Now Phoebus paints with golden Streaks the Skys;
The Forest warbles; and the Bards uprise;
They view their Forces, and review, with Care,
And see th' avenging Hand of Phoebus there;
Some own the Justice of the God's Decree;
And some with Eyes of Grief reproachful see.
While for his ravish'd Verses Pope complain'd,
And Heav'n, and Earth, and Hell, by Turns arraign'd,
Philips approach'd with a selected Throng,
From Cells and Courts, judicious Sons of Song:
His Helm was made with more than human Care;
And Pindar, with his Theban Lyre, is there.
Lo! on his Shield the deathless Mantuan stands,
And bowing gives his Pipe to British Hands;
There stands Orestes in his wild Despair,
Humfrey the good, and Gwendolen the fair.
Swift, who foresaw the Danger of his Stay,
Posted reguardless of his Friend away.

Pope, swell'd with Malice, Vanity and Pride,
Thus, with the Voice of Pray'r, to Phoebus cry'd.
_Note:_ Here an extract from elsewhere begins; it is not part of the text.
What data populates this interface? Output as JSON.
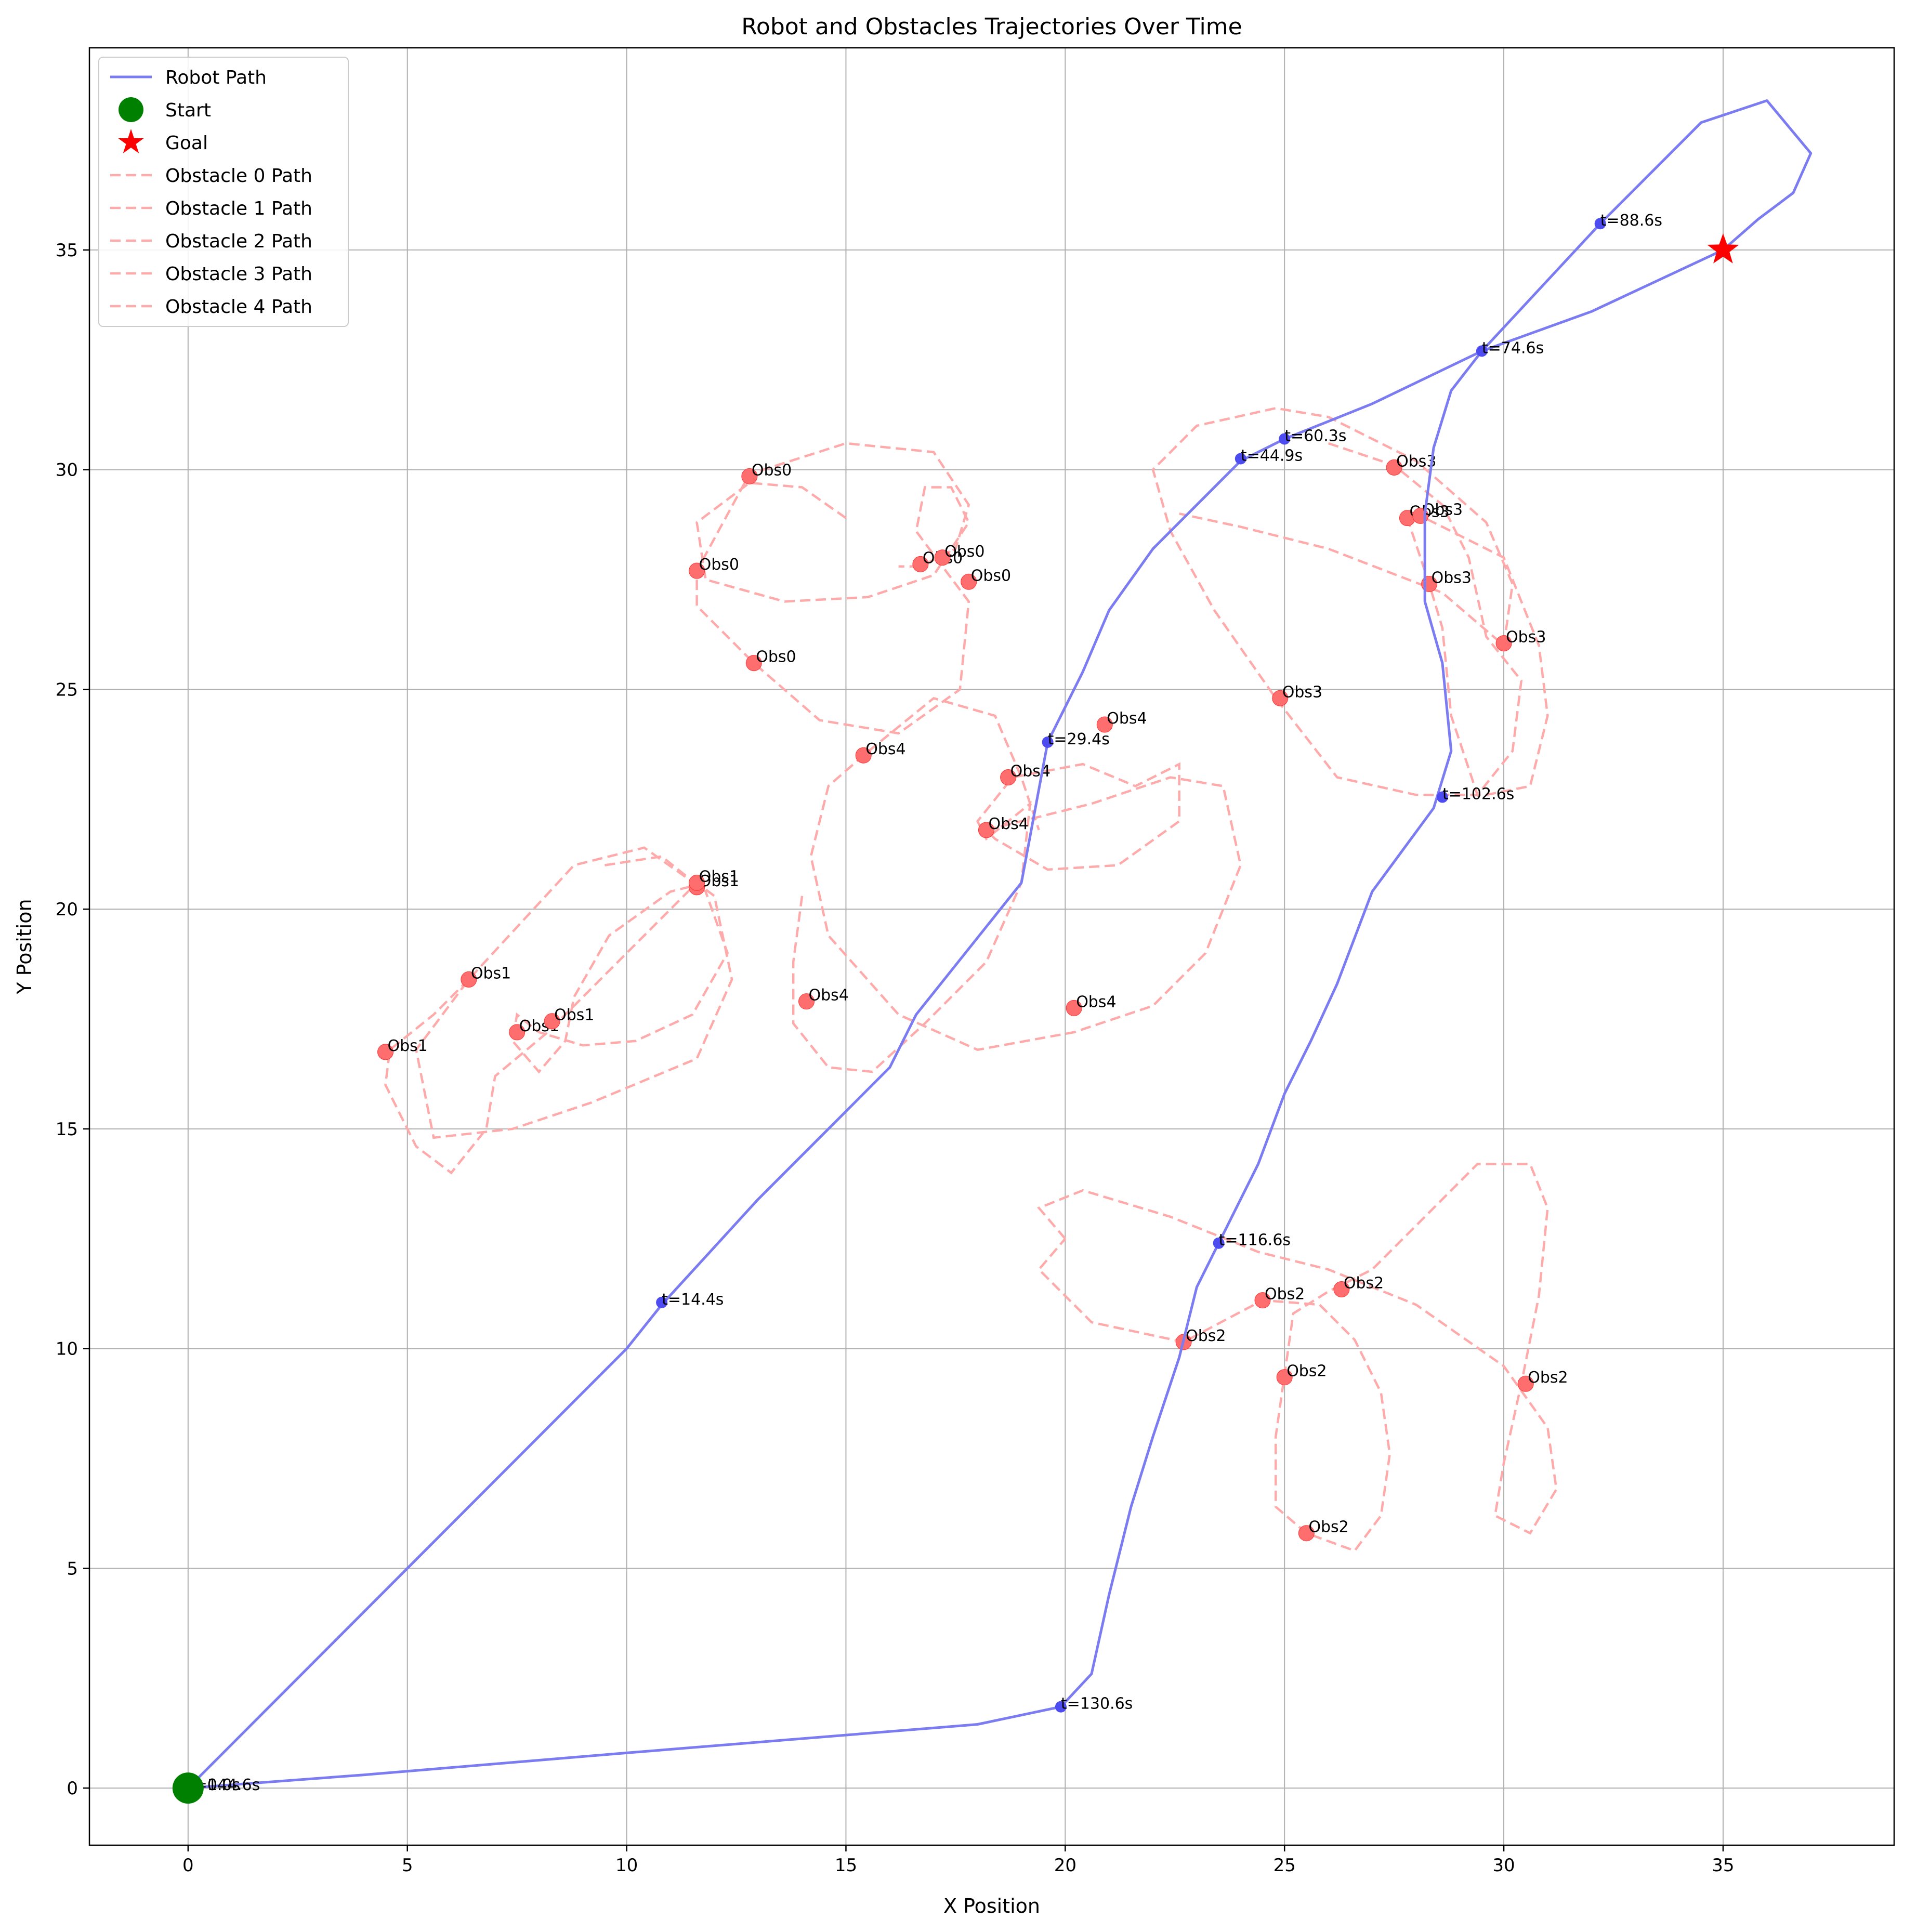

Lend Me, great God of Verse, thy timely Aid,
By Foes surrounded, and a Friend betray'd,
Restore my Arms, restore my plunder'd Lays,
And annually thy Bard shall sing thy Praise;
Or whelm me in the Center of the Ball,
Rather than Philips should behold my Fall.

Apollo hear'd the wretched Suppliant's Pray'r,
Prefer'd in vain, for all his Vows were Air.
At last the desp'rate Bard the Foe defy'd,
And on the past'ral Lay his Hopes rely'd;
Which, now to perish, such the God's Command,
Escap'd the Vengeance of the Critic's Hand.
The Deity inspir'd th' attendant Throng
With Wisdom to decide this Strife of Song,
Who judge, illfated Pope, thy rural Note
Like a Clown aukward in Sir Fopling's Coat;
But Philips charms all Hearers with his Strain,
A skilful, pure, and unaffected, Swain;
His Numbers flow with Harmony and Ease,
And like the Country in her Beauty please.
This Commendation, Philips, is thy Due,
And this the Sentence of the judging few.
The Scene with Paeans loud to Philips rung;
Nor could the Song prevail to Granville sung.